JBananarama: 12 Inch Collection

Belinda Carlisle: Voila

Belinda Carlisle apparently has little shame herself, and she also offers what is billed as a Valentine’s Day treat. But while it may be her first new album in a decade, Viola proves the former Go Go’s lead singer hasn’t exactly been missed. Carlisle apparently found what she might call heaven on Earth in the south of France, where she made her home more than a decade ago. But her heaven becomes your purgatory with the hopelessly pretentious Viola (starstar).

Not because it’s an album of songs completely sung in her not-native tongue, French. It’s because it’s an album of mostly-famous French songs that she doesn’t cover well. They are songs sung in the language of love, but in such a way that there can be no more amour.

Worse, she assumes she can get away with it. She thinks her American listeners are none the wiser. ”After I moved to France, I became familiar with the classic French chansons and a lot of French pop music,” Carlisle has said. ”I came to love this music and wanted to record some of them with a playful, contemporary feel.” That she does.

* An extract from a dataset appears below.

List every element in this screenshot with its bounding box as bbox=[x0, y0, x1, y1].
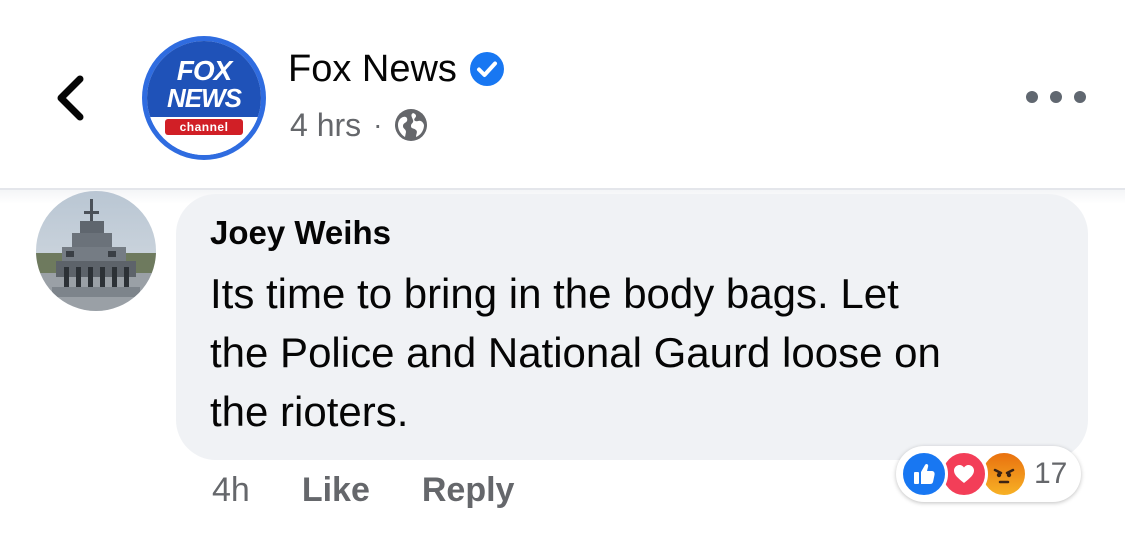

Admittedly, she does okay with French pop songs, those easily adapted as Carlisle-style power-pop, from ”Pourtant Tu M’Aimes” to ”Contact” to even ”La Vie en Rose,” which she fashions into a disco throwback. She’s aided in her efforts by famed Irish rock producer John Reynolds, as well as the surprising recruitment of even more famous British rock producer Brian Eno on keyboard. And that’s only the start of an impressive roster of world music stars supporting her on accordion, piano and backing vocals. The production is pretty top-notch.

But apparently none of her supporters had the good sense to tell Carlisle to leave the French chansons alone. She doesn’t try to make these aching songs of love and loss playful. Though maybe she should have: At least then they would have been intentionally embarrassing.

But unintentionally, Carlisle is at her most embarrassingly desultory with her shrill and girlish take on the very adult song of desperation, Jacques Brel’s ne plus ultra ”Ne Me Quitte Pas.” Would that were the worst of what she does to the song famously interpreted by the late, great Nina Simone — or Shirley Bassey with the English version, ”If You Go Away.” Instead, Carlisle sings the lyrics as if she doesn’t realize what she’s saying — even on the English version of the song, included on a bonus CD en Anglais. Carlisle recites the title as if it were a chant and not a pained plea; as if she thinks that if she says it four times fast, her love will stay. But love doesn’t work that way.

And neither does her album, so we’re leaving.